International Marconi Day will take place this year on 27th of April when amateur radio stations will operate from various locations around the world with historical connections to Marconi.
Amateur radios, point-to-point contacts, high-frequency wave transfers, a mysterious yet attractive prize for the most connected stations. All of this sounds like the beginning of a quirky yet adorable B-movie. In reality, it is the essence of International Marconi Day, a 24-hour amateur radio event which celebrates the career of Italian wireless communications pioneer Guglielmo Marconi. The event takes place annually on the Saturday closest to his birthday (April 25, 1874).
To commemorate the Nobel laureate’s achievements, fans use HF radio to make direct point-to-point contact between stations, relying on the same technology Marconi developed and utilized in his time. Although nowadays the Internet is the medium of choice for global communications, the idea behind International Marconi Day is to keep the spirit of invention alive. The event also provides an exciting throwback to the days when a connected planet Earth was but a bold dream and only a few exceptional people, such as Marconi, saw the value in it.
Marconi proved the feasibility of radio communication. He sent and received his first radio signal in Italy in 1895. By 1899 he flashed the first wireless signal across the English Channel and two years later received the letter "S", telegraphed from England to Newfoundland. This was the first successful transatlantic radiotelegraph message in 1902.
The debate about who invented radio remains interesting - this is from Wiki:
"The invention of radio communication, although generally attributed to Guglielmo Marconi in the 1890s, spanned many decades, from theoretical underpinnings, through proof of the phenomenon's existence, development of technical means, to its final use in signalling.
The idea that the wires needed for electrical telegraphy could be eliminated, creating a wireless telegraph, had been around for a while before radio based communication. Inventors attempted to build systems based on electric conduction, electromagnetic induction, or on their own theoretical ideas. Several inventors/experimenters came across radio waves before they were proven to exist but it was written off as electromagnetic induction at the time.
The discovery of electromagnetic waves, including radio waves, by Heinrich Rudolf Hertz in the 1880s came about after over a half century theoretical development on the connection between electricity and magnetism starting in the early 1800s and culminated in a theory of electromagnetism developed by James Clerk Maxwell by 1873, which Hertz finally proved.
The development of radio waves into a communication medium did not follow immediately afterwards. After their discovery Hertz considered them of little practical value and other experimenters who explored the physical properties of the new phenomenon, such as Oliver Lodgeand Jagadish Chandra Bose, while transmitting radio waves some distance, did not seem to see any value in developing a communication system based on them. In their experiments they did develop electronic components and methods to improve the transmission and detection of electromagnetic waves.

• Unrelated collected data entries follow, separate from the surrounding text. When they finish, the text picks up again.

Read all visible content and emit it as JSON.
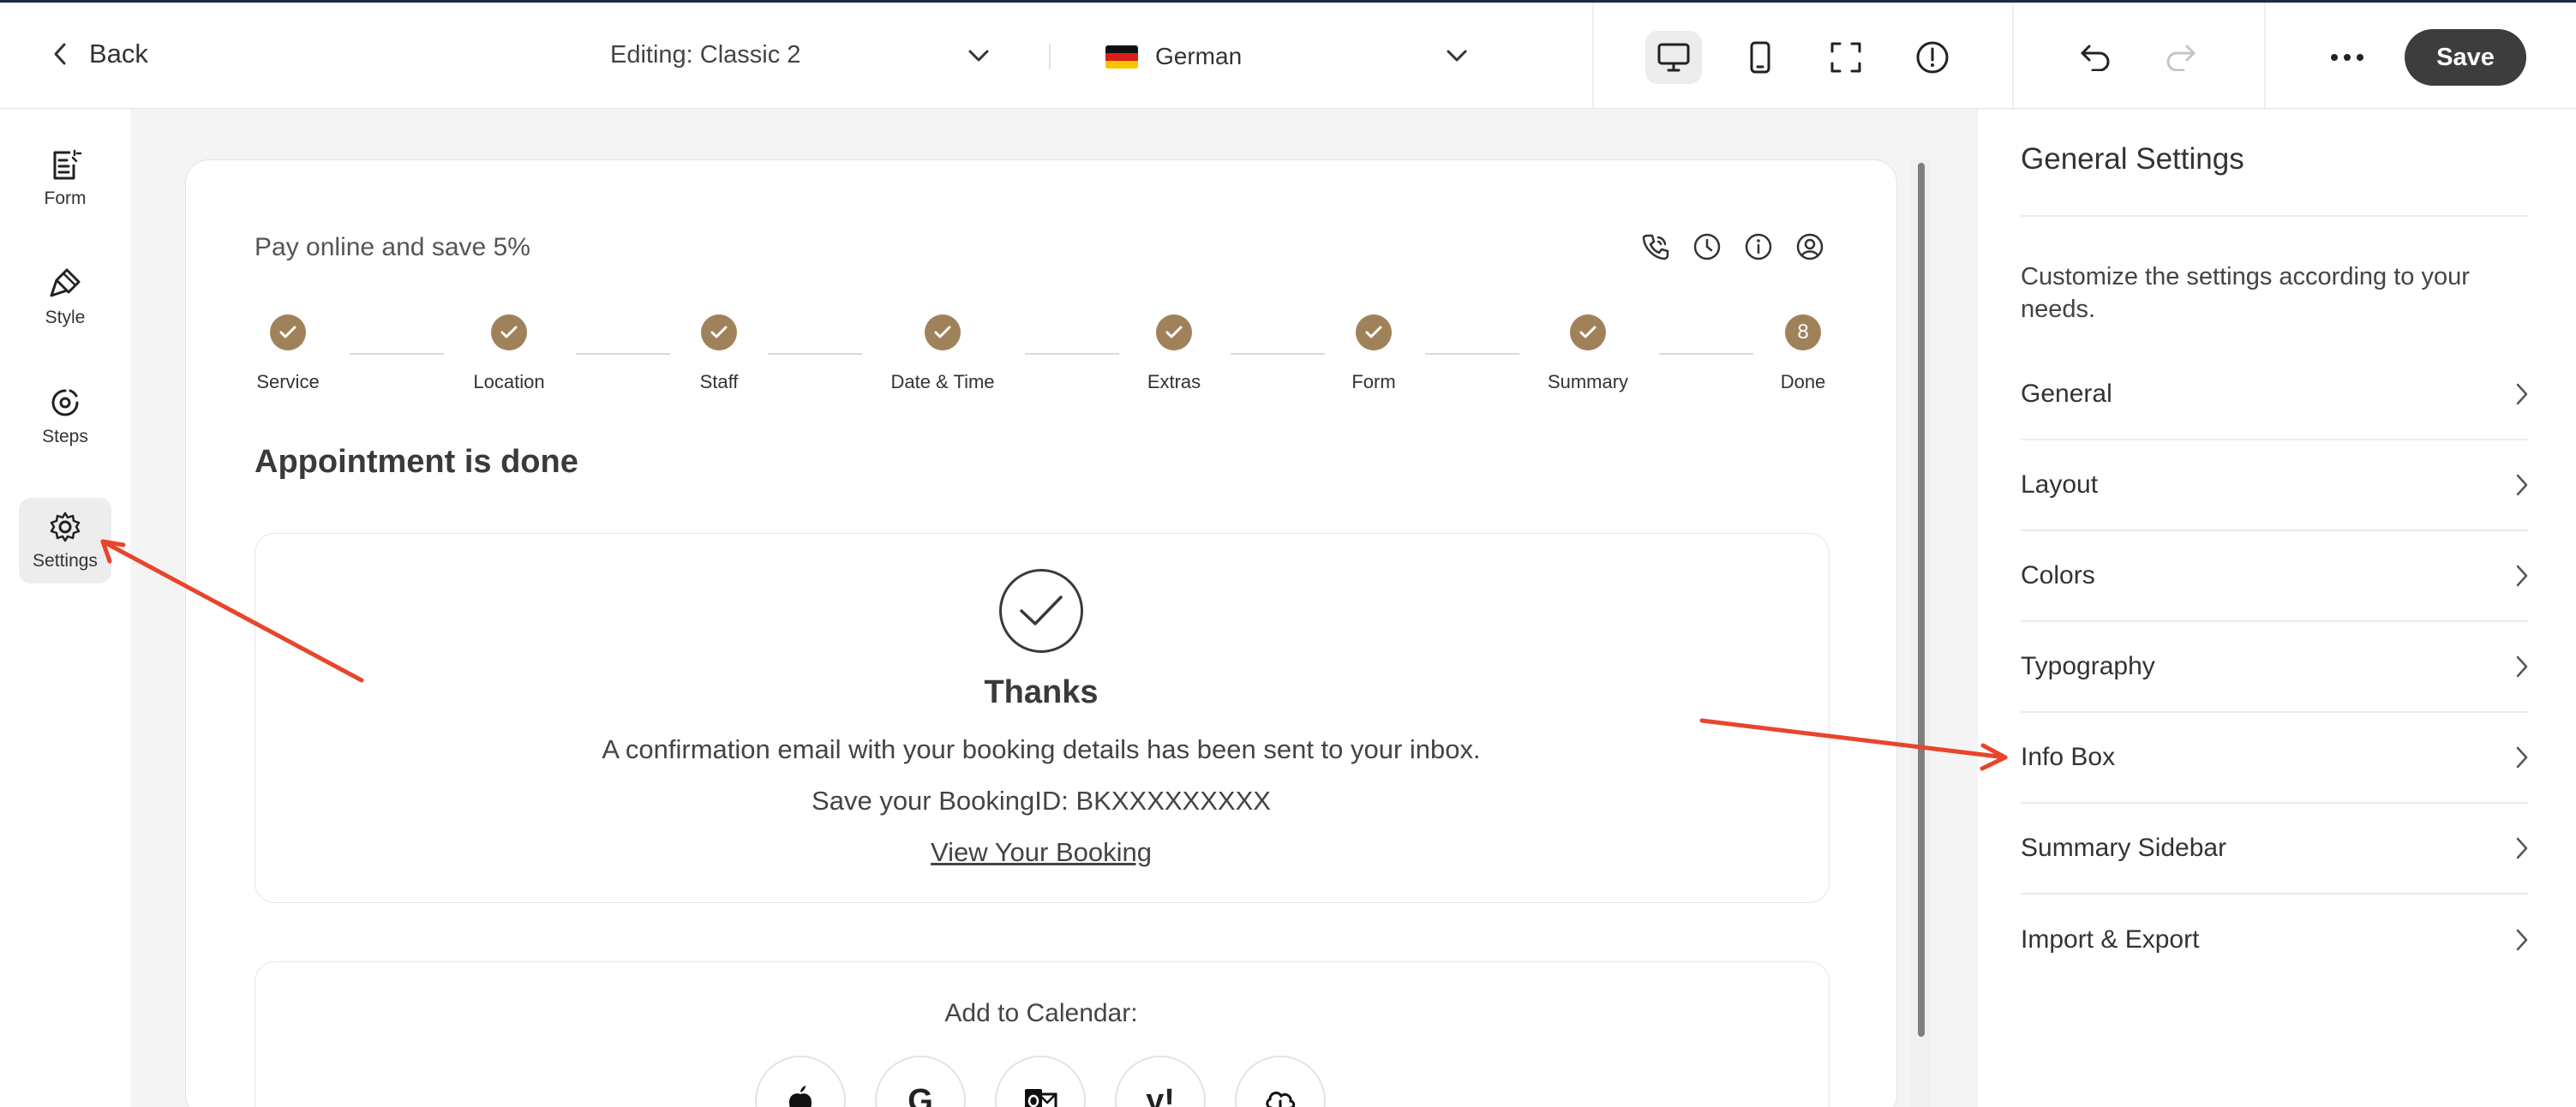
{
  "topbar": {
    "back_label": "Back",
    "editing_label": "Editing: Classic 2",
    "language": "German",
    "save_label": "Save"
  },
  "leftrail": {
    "items": [
      {
        "label": "Form",
        "icon": "form-icon"
      },
      {
        "label": "Style",
        "icon": "brush-icon"
      },
      {
        "label": "Steps",
        "icon": "steps-icon"
      },
      {
        "label": "Settings",
        "icon": "gear-icon",
        "active": true
      }
    ]
  },
  "form_preview": {
    "promo": "Pay online and save 5%",
    "steps": [
      {
        "label": "Service",
        "state": "done"
      },
      {
        "label": "Location",
        "state": "done"
      },
      {
        "label": "Staff",
        "state": "done"
      },
      {
        "label": "Date & Time",
        "state": "done"
      },
      {
        "label": "Extras",
        "state": "done"
      },
      {
        "label": "Form",
        "state": "done"
      },
      {
        "label": "Summary",
        "state": "done"
      },
      {
        "label": "Done",
        "state": "current",
        "number": "8"
      }
    ],
    "title": "Appointment is done",
    "thanks": "Thanks",
    "confirmation": "A confirmation email with your booking details has been sent to your inbox.",
    "booking_id": "Save your BookingID: BKXXXXXXXXX",
    "view_booking": "View Your Booking",
    "calendar_title": "Add to Calendar:",
    "calendar_buttons": [
      "apple-icon",
      "google-icon",
      "outlook-icon",
      "yahoo-icon",
      "ics-download-icon"
    ]
  },
  "general_settings": {
    "title": "General Settings",
    "description": "Customize the settings according to your needs.",
    "items": [
      "General",
      "Layout",
      "Colors",
      "Typography",
      "Info Box",
      "Summary Sidebar",
      "Import & Export"
    ]
  },
  "colors": {
    "accent": "#a0825a",
    "annotation": "#e8452c",
    "save_bg": "#3d3d3d"
  }
}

In the mid 1890s, building on techniques physicists were using to study electromagnetic waves, Guglielmo Marconi developed the first apparatus for long distance radio communication. On 23 December 1900, the Canadian inventor Reginald A. Fessenden became the first person to send audio (wireless telephony) by means of electromagnetic waves, successfully transmitting over a distance of about 1.6 kilometers, and six years later on Christmas Eve 1906 he became the first person to make a public radio broadcast.
By 1910 these various wireless systems had come to be referred to by the common name "radio"."
I should add that Nikola Tesla gave a public demonstration of the wireless transmission of energy on March 1, 1893. He had created an induction coil to transmit and receive radio signals. Years later while he was preparing to transmit signals at a distance, so was another inventor: Guglielmo Marconi. Tesla died in 1943 and six months after his death the US Supreme Court ruled that all of Marconi's radio patents were invalid and awarded the patents for radio to Tesla.